Une sentence

« L’existence, ici, ce n’est pas autre chose que le fait que le sujet, à partir du moment où il se pose dans le signifiant, ne peut plus se détruire, qu’il entre dans cet enchaînement intolérable qui se déroule immédiatement pour lui dans l’imaginaire, et qui fait qu’il ne peut plus se concevoir que comme rejaillissant toujours dans l’existence. »

Lacan J., Le Séminaire, livre VI, Le désir et son interprétation, texte établi par J.-A. Miller, Paris, La Martinière/Le Champ freudien, 2013, p. 114.

« C’est comme si je me prononçais une sentence », formule ce patient anglophone. Cette phrase est essentielle, car elle introduit de l’inédit dans ce que dit ce sujet.
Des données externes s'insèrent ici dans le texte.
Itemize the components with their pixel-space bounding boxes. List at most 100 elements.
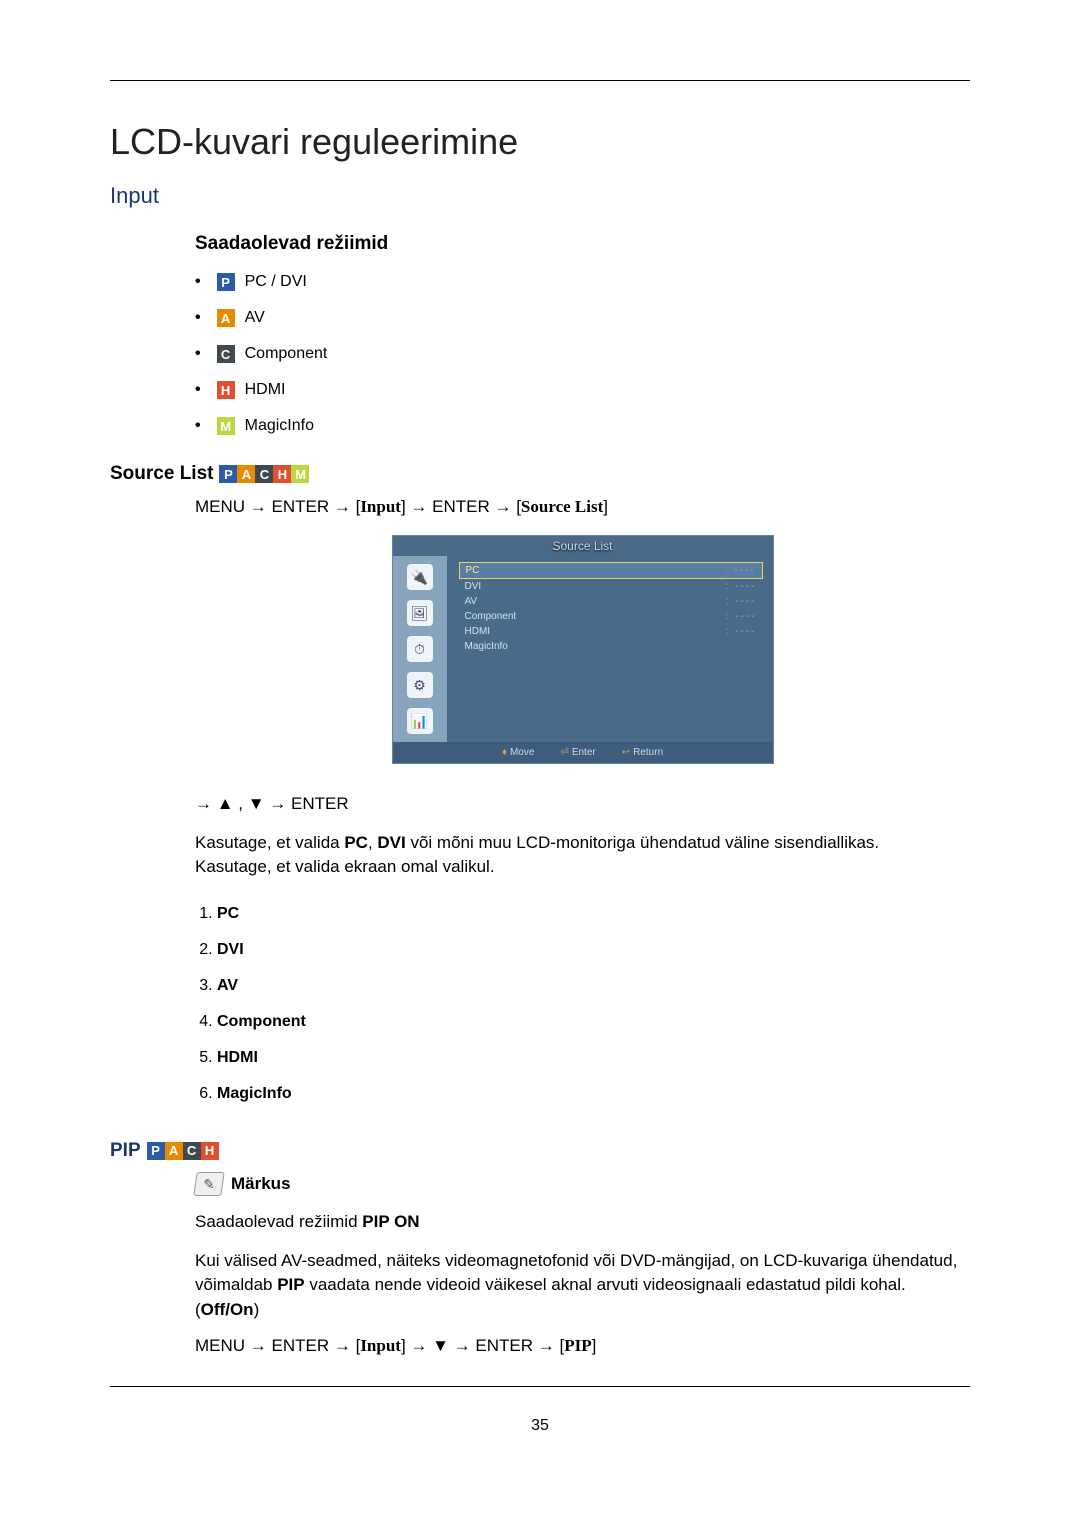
pip-menu-path: MENU → ENTER → [Input] → ▼ → ENTER → [PI… (195, 1336, 970, 1356)
bold-dvi: DVI (377, 833, 405, 852)
pip-block: ✎ Märkus Saadaolevad režiimid PIP ON Kui… (195, 1172, 970, 1357)
osd-footer-label: Return (633, 747, 663, 758)
list-item: Component (217, 1004, 970, 1040)
osd-nav-icon: 🖼 (407, 600, 433, 626)
osd-nav-icon: ⚙ (407, 672, 433, 698)
osd-item-label: HDMI (465, 626, 491, 637)
osd-body: 🔌 🖼 ⏱ ⚙ 📊 PC: ---- DVI: ---- AV: ---- Co… (393, 556, 773, 742)
menu-step: MENU (195, 1336, 245, 1355)
osd-sidebar: 🔌 🖼 ⏱ ⚙ 📊 (393, 556, 447, 742)
mode-label: HDMI (245, 381, 286, 399)
pip-note-prefix: Saadaolevad režiimid (195, 1212, 362, 1231)
list-item: DVI (217, 932, 970, 968)
m-icon: M (291, 465, 309, 483)
osd-title: Source List (393, 536, 773, 556)
list-item: MagicInfo (217, 1076, 970, 1112)
osd-nav-icon: 📊 (407, 708, 433, 734)
c-icon: C (255, 465, 273, 483)
osd-nav-icon: ⏱ (407, 636, 433, 662)
osd-item-label: AV (465, 596, 478, 607)
osd-footer-return: ↩Return (622, 747, 663, 758)
osd-nav-icon: 🔌 (407, 564, 433, 590)
bottom-rule (110, 1386, 970, 1387)
osd-item-label: DVI (465, 581, 482, 592)
pip-bold-offon: Off/On (201, 1300, 254, 1319)
mode-label: MagicInfo (245, 417, 314, 435)
modes-block: Saadaolevad režiimid P PC / DVI A AV C C… (195, 233, 970, 435)
h-icon: H (273, 465, 291, 483)
mode-label: PC / DVI (245, 273, 307, 291)
p-icon: P (219, 465, 237, 483)
a-icon: A (217, 309, 235, 327)
osd-item-value: : ---- (725, 565, 756, 576)
osd-item-label: MagicInfo (465, 641, 508, 652)
pip-heading: PIP (110, 1140, 141, 1162)
menu-step-bold: Source List (521, 497, 603, 516)
mode-av: A AV (195, 309, 970, 327)
mode-list: P PC / DVI A AV C Component H HDMI M M (195, 273, 970, 435)
osd-item-selected: PC : ---- (459, 562, 763, 579)
note-icon: ✎ (193, 1172, 224, 1196)
osd-item: HDMI : ---- (459, 624, 763, 639)
list-item-label: Component (217, 1013, 306, 1030)
list-item-label: HDMI (217, 1049, 258, 1066)
c-icon: C (183, 1142, 201, 1160)
h-icon: H (217, 381, 235, 399)
p-icon: P (217, 273, 235, 291)
menu-step: ENTER (272, 497, 330, 516)
badge-strip: P A C H (147, 1142, 219, 1160)
list-item: HDMI (217, 1040, 970, 1076)
source-list-block: MENU → ENTER → [Input] → ENTER → [Source… (195, 497, 970, 1112)
osd-item-value: : ---- (726, 581, 757, 592)
menu-step-bold: Input (360, 1336, 401, 1355)
h-icon: H (201, 1142, 219, 1160)
pip-body: Kui välised AV-seadmed, näiteks videomag… (195, 1249, 970, 1323)
input-heading: Input (110, 183, 970, 209)
top-rule (110, 80, 970, 81)
menu-step: ENTER (432, 497, 490, 516)
source-list-heading: Source List (110, 463, 213, 485)
list-item: PC (217, 896, 970, 932)
m-icon: M (217, 417, 235, 435)
note-label: Märkus (231, 1174, 291, 1194)
menu-step: MENU (195, 497, 245, 516)
osd-item: DVI : ---- (459, 579, 763, 594)
p-icon: P (147, 1142, 165, 1160)
page-title: LCD-kuvari reguleerimine (110, 121, 970, 163)
nav-instruction: → ▲ , ▼ → ENTER (195, 792, 970, 817)
mode-magicinfo: M MagicInfo (195, 417, 970, 435)
pip-note-bold: PIP ON (362, 1212, 419, 1231)
pip-note-text: Saadaolevad režiimid PIP ON (195, 1210, 970, 1235)
osd-footer-label: Move (510, 747, 534, 758)
osd-footer-label: Enter (572, 747, 596, 758)
source-list-heading-row: Source List P A C H M (110, 463, 970, 485)
osd-item: AV: ---- (459, 594, 763, 609)
list-item-label: AV (217, 977, 238, 994)
osd-item: Component: ---- (459, 609, 763, 624)
osd-main: PC: ---- DVI: ---- AV: ---- Component: -… (447, 556, 773, 742)
osd-footer-move: ♦Move (502, 747, 535, 758)
c-icon: C (217, 345, 235, 363)
osd-item-value: : ---- (726, 626, 757, 637)
arrow-down-icon: ▼ (432, 1336, 449, 1355)
pip-bold-pip: PIP (277, 1275, 304, 1294)
osd-item: MagicInfo (459, 639, 763, 654)
list-item-label: MagicInfo (217, 1085, 292, 1102)
mode-label: AV (245, 309, 265, 327)
section-input: Input Saadaolevad režiimid P PC / DVI A … (110, 183, 970, 435)
pip-heading-row: PIP P A C H (110, 1140, 970, 1162)
bold-pc: PC (344, 833, 368, 852)
a-icon: A (165, 1142, 183, 1160)
osd-item-label: PC (466, 565, 480, 576)
list-item: AV (217, 968, 970, 1004)
menu-step-bold: PIP (564, 1336, 591, 1355)
modes-heading: Saadaolevad režiimid (195, 233, 970, 255)
source-item-list: PC DVI AV Component HDMI MagicInfo (195, 896, 970, 1112)
osd-footer-enter: ⏎Enter (560, 747, 595, 758)
page: LCD-kuvari reguleerimine Input Saadaolev… (0, 0, 1080, 1527)
list-item-label: PC (217, 905, 239, 922)
page-number: 35 (110, 1417, 970, 1435)
list-item-label: DVI (217, 941, 244, 958)
source-list-desc: Kasutage, et valida PC, DVI või mõni muu… (195, 831, 970, 880)
a-icon: A (237, 465, 255, 483)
En effet, pour lui le mot n’est pas une sentence de la Chose et son discours ne connaît pas de point d’arrêt, la séance non plus. La mort l’attire, la frôler le soulage, mais le bourreau le condamne à vivre.
La phrase Je me prononce une sentence peut s’entendre alors comme un vœu de briser cette douleur d’exister induite par l’interminable déroulement de la chaîne signifiante.
Or cette brisure est déjà écrite dans l’homophonie de la langue du sujet car le mot sentence en anglais signifie aussi phrase, celle dont il cherche à s’extraire. La séance a pu, avec cette homophonie, trouver son point d’arrêt. Elle a permis de créer une rupture vivable entre les signifiants, car c’est bien au niveau du langage, de la chaîne signifiante, du symbolique, qu’il est question de savoir disparaître, et non pas réellement.